For example, on 25 July, the EU’s directive on corporate sustainability due diligence entered into force. The new rules will ensure that companies in scope identify and address the adverse impacts of their actions on human rights and the environment inside and outside Europe, including their supply chains. More transparency on this topic will lead to more scrutiny from the market in the coming years and thus more relevance for investors.

How can an asset manager respect human rights?

The direct impact that we make as investors is very limited. The reporting and due diligence directives in the EU are still very much focused on the direct impacts of businesses (in their supply chains) and are less relevant for the financial sector. We would encourage the EU to develop sector guidance to make these directives more relevant for us.

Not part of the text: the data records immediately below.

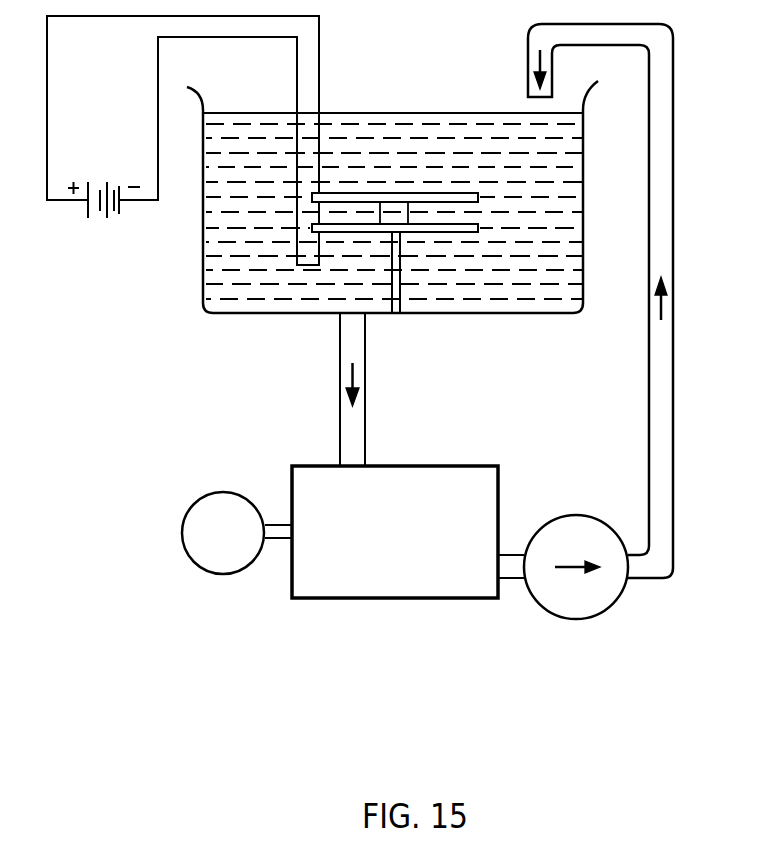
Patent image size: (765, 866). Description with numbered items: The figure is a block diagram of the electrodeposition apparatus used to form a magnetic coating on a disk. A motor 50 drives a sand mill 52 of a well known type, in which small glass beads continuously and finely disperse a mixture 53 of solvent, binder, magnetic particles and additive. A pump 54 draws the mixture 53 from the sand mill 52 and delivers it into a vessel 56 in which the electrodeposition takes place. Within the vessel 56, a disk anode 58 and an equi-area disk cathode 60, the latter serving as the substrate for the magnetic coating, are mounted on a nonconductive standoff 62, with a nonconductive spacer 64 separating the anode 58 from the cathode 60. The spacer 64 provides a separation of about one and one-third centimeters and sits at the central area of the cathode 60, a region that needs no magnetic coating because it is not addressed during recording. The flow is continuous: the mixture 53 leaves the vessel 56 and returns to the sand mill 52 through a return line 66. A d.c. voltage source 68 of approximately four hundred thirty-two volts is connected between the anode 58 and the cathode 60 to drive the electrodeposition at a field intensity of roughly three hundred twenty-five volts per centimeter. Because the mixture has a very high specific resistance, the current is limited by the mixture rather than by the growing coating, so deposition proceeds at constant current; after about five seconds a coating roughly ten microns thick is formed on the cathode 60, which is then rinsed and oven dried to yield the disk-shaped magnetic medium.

The motor 50 is at (182, 538).
The sand mill 52 is at (360, 600).
The mixture 53 is at (442, 138).
The pump 54 is at (568, 620).
The vessel 56 is at (203, 305).
The disk anode 58 is at (350, 193).
The disk cathode 60 is at (343, 232).
The nonconductive standoff 62 is at (398, 268).
The nonconductive spacer 64 is at (395, 213).
The return line 66 is at (360, 418).
The d.c. voltage source 68 is at (110, 218).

The new rules will ensure that companies address the adverse impacts of their actions

The impact asset managers make is mostly indirect through managing portfolios in listed equities or fixed income securities. Input from our data providers and our in-house research can highlight the major social issues that our portfolios are exposed to, in their own operations and in their supply chains.

Taking action on issues

As investors, we can take action on these issues in a number of ways. We can exclude companies that are implicated in severe social violations, and we can engage with these companies on lifting these violations, but also more broadly on implementing the UN Guiding Principles on Business and Human Rights. At Robeco we do both.

We should structurally integrate financially relevant social issues into investment decision making. And specific social (impact) investment strategies can be implemented, as we do with strategies such the Robeco Gender Equality, Fashion Engagement and Sustainable Healthy Living strategies.

In summary, I strongly believe that investors can and should consider social issues, both from a financial materiality and from a legal (impact materiality) perspective. The (soft) legal requirements, the frameworks and the data is in place to do so – it’s just a matter of will.